Nous vivons une grave crise économique qui touchela France, l’Europe et le monde. A quoi pensent les gens quand ils parlent d’autre chose que le temps qu’il fait ou de sports, sujets consensuels s’il en est. S’ils ont un emploi dans le privé, ils se demandent s’ils vont le garder. Qu’ils soient dans le public ou le privé ils regardent leur pouvoir d’achat. Ils pensent aux études de leurs enfants. Vont-ils pouvoir les financer ? Et s’ils sont malades, continueront-ils à être pris en charge par la Sécurité sociale avec son déficit abyssal. Ils vont devoir comme dans les autres pays européens travailler plus longtemps pour partir en retraite. Leurs retraites seront-elles financées ?
 
L’essence ne va-t-elle pas continuer à augmenter ? Pourront-ils continuer à utiliser leurs voitures ?
 
Si on renonce au nucléaire, faudra t-il payer davantage pour l’électricité. Quand ils seront vieux et dépendants pourront-ils payer pour rester chez eux ou aller dans une maison de retraite.
 
Que penser de l’Europe ? Faut-il plus ou moins d’Europe ? Est-il normal de payer pour les Grecs ?
 
Nos banques vont-elles faire faillite et allons-nous perdre nos économies ? Faut-il sortir de l’euro ? Restaurer le protectionnisme ? Empêcher les fermetures de gares et d’agences postales ? Refuser par principe la construction de nouvelles LGV ? Dire non à l’immigration qu’elle soit choisie ou non ? Interdire les délocalisations ? Fallait-il intervenir en Libye, en Afghanistan ?
 
Je pourrais encore allonger la liste mais une chose est certaine, les préoccupations de nos compatriotes ne rejoignent que rarement les nôtres en tant que Parti de la Nation Occitane.

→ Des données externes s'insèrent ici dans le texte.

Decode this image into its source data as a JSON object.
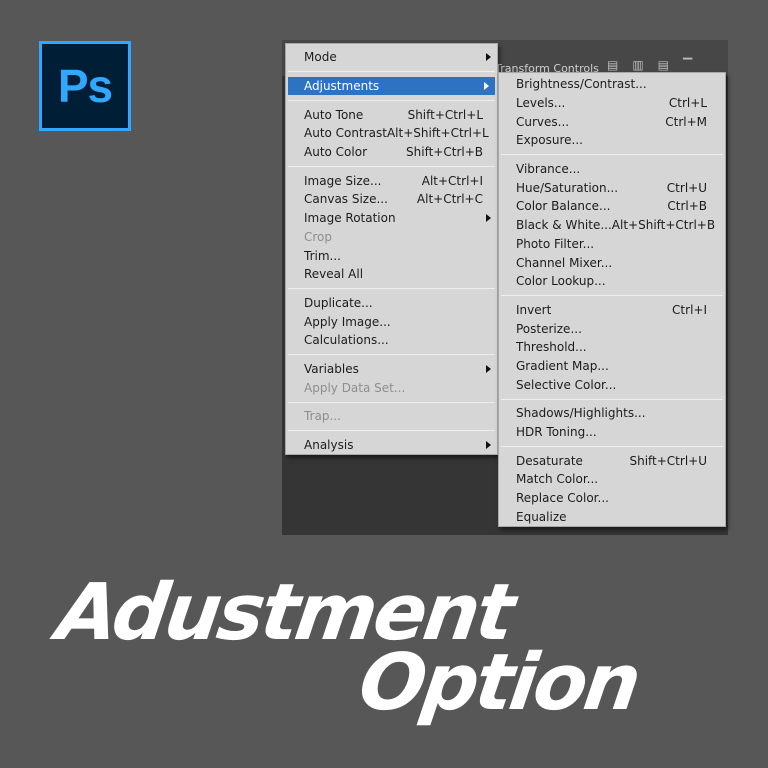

C’est là que le bât blesse. Le rôle d’un parti politique est de répondre aux aspirations des citoyens. C’est la condition de son succés. La question centrale pour nous est de trouver des ponts entre les préoccupations des Occitans et ce que nous avons à leur proposer. Cela signifie concrétement que nous devons réfléchir à tous ces sujets (je n’en ai pas donné une liste exhaustive) et voir ce que nous avons à proposer (il sera difficile d’avoir des propositionsn sur tout !) en articulation avec notre programme. Leur situation serait-elle meilleure s’ils étaient autonomes ou plus tard indépendants et pourquoi ?
 
Je n’ai pas de solutions toutes faites mais il me semble qu’on devrait y réfléchir et ne pas se contenter de leur asséner notre programme sans résultats probants sur le plan des adhésions.